Quels modèles logistiques au service des circuits de proximité ?

On entend souvent dire qu’il est plus facile et moins coûteux d’envoyer un colis à l’autre bout de la planète, qu’un cageot de carottes à 50 km d’un producteur. En effet, pour les producteurs engagés dans une démarche de vente directe, la logistique peut représenter jusqu’à 8h de livraison par semaine et 23% du chiffre d’affaires, alors que l’optimum devrait se situer autour de 10% (source : Chambre d’Agriculture Normandie). De plus, les agriculteurs n’ont souvent qu’une connaissance partielle de leurs coûts logistiques, qui ne se répercutent par conséquent pas sur le prix de vente. 

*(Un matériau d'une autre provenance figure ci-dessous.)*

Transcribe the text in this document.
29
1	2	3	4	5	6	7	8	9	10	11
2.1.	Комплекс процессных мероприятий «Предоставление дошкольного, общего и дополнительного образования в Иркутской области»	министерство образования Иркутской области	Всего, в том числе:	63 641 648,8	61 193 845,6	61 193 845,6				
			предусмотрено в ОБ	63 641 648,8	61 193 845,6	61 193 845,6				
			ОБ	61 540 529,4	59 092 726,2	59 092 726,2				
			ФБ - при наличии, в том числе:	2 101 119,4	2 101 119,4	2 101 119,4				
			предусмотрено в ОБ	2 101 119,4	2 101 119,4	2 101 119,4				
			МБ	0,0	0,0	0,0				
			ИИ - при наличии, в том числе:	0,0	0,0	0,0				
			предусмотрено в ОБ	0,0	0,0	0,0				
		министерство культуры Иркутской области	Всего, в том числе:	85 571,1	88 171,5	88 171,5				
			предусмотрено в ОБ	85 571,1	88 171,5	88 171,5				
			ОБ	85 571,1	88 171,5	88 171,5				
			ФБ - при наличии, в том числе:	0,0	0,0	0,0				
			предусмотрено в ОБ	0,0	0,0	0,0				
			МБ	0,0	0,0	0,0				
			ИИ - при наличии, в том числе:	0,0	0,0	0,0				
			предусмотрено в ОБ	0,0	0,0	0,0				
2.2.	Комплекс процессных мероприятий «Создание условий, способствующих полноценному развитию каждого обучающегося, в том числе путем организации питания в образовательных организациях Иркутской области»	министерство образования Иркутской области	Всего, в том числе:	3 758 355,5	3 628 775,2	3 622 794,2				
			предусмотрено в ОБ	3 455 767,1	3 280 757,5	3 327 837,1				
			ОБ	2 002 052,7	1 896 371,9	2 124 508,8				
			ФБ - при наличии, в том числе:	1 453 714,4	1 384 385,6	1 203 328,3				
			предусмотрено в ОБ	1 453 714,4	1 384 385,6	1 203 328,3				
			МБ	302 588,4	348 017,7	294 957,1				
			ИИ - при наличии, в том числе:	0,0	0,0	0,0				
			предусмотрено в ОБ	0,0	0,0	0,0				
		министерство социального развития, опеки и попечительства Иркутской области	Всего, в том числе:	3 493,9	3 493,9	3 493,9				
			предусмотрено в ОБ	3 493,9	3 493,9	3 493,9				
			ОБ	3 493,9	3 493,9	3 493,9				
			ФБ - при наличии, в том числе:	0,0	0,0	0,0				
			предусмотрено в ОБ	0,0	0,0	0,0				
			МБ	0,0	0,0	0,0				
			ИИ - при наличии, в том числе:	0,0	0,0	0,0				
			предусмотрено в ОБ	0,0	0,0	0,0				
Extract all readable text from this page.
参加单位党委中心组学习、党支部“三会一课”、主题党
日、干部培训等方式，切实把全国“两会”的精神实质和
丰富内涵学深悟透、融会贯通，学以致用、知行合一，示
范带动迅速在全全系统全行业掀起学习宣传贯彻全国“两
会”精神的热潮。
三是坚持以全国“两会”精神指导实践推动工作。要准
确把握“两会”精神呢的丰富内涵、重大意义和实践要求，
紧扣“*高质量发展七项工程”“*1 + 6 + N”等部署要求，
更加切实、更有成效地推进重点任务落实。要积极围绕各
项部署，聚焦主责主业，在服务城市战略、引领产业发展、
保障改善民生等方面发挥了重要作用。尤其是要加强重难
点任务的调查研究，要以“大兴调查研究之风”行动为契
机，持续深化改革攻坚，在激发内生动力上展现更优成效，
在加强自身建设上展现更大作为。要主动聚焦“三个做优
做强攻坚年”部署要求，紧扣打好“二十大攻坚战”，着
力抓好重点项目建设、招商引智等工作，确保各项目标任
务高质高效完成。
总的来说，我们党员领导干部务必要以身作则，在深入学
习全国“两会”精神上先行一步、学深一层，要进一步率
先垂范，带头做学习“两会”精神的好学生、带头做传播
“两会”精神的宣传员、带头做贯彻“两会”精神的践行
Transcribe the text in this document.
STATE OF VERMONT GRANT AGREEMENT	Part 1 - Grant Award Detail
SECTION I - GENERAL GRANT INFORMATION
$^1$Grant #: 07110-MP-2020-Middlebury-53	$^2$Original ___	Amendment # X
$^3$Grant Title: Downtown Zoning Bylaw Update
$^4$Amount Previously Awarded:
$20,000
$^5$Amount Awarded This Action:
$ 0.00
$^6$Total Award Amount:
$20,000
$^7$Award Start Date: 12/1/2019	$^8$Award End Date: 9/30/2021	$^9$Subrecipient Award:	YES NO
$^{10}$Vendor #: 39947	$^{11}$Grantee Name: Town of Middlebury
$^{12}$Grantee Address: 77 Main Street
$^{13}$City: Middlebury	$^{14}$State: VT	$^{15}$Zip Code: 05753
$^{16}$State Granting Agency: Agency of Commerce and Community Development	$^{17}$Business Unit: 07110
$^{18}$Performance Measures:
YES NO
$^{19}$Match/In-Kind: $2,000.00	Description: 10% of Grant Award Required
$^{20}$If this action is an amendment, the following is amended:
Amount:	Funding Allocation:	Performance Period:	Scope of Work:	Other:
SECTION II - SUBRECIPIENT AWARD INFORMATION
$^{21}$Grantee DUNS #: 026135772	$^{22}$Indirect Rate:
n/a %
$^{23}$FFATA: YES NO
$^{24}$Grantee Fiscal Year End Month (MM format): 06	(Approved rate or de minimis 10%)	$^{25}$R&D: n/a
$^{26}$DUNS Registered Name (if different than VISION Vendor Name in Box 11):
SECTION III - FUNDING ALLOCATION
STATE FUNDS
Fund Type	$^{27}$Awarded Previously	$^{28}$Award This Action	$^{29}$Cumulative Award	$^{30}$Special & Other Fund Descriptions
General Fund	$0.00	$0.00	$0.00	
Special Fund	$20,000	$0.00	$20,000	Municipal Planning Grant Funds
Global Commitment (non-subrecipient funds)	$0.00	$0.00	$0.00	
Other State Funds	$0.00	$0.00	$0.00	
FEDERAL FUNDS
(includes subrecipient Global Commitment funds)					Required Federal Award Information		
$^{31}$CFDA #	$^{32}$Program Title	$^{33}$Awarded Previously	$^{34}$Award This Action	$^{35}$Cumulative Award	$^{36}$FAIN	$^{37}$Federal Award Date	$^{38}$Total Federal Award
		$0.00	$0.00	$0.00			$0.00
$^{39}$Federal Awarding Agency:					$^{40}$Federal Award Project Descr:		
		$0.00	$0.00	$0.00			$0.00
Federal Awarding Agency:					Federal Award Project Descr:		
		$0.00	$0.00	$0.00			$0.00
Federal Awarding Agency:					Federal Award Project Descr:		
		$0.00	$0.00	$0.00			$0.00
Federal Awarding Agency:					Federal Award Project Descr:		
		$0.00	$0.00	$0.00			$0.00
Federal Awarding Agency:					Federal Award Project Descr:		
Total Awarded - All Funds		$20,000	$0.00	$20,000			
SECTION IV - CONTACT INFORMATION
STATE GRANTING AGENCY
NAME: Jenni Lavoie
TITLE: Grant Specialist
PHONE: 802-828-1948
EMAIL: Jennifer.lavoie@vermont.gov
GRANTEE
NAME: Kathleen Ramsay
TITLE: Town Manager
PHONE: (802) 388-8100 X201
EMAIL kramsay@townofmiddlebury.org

Pourtant, il y a une demande croissante de la part des clients professionnels (restauration collective et commerciale, grande distribution) de pouvoir développer un sourcing de produits locaux. Mais plusieurs freins côté client restent à lever :

  • Difficulté pour connaître l’exhaustivité de l’offre locale et l’état des stocks en temps réel
  • Risque perçu de rupture de stock qui fait privilégier un approvisionnement chez les grossistes
  • Multiplication des factures, bons de commande et autres documents administratifs, qui va de pair avec le développement du sourcing direct producteur
  • Difficulté pour des sites clients de petite à moyenne taille de passer les francos de port chez un producteur
  • Attente des clients de se faire livrer régulièrement et à heure fixe qui fait peser des contraintes organisationnelles sur les producteurs

Pour lever ces freins, il est nécessaire de favoriser la collaboration logistique sous deux dimensions :

  1. La collaboration logistique horizontale : c’est à dire permettre aux producteurs de mutualiser des infrastructures (stockage, transformation), des moyens de transport, et des informations (clients, commandes, mercuriales produits)
  2. La collaboration logistique verticale : c’est-à-dire faciliter la connexion entre les clients et les producteurs pour planifier et mutualiser les commandes, gérer les flux financiers et administratifs (factures, bon de commande), et organiser la collecte des productions, la préparation de commande et la distribution
Schéma général logistique
Source : inspiré de Organisation collective de la logistique dans les circuits courts alimentaires, FNCUMA, 2013

Développer la collaboration horizontale et verticale permet en effet de lever les 3 principaux freins logistiques :

  1. Permettre aux clients de connaître en temps réel l’offre des producteurs locaux disponible et de passer simplement commande
  2. Mutualiser les commandes de plusieurs producteurs et de plusieurs clients pour baisser les franco de port
  3. Simplifier la gestion administrative et financière pour limiter au maximum le nombre de factures, bons de commandes à gérer (éviter le 1 producteur = 1 facture)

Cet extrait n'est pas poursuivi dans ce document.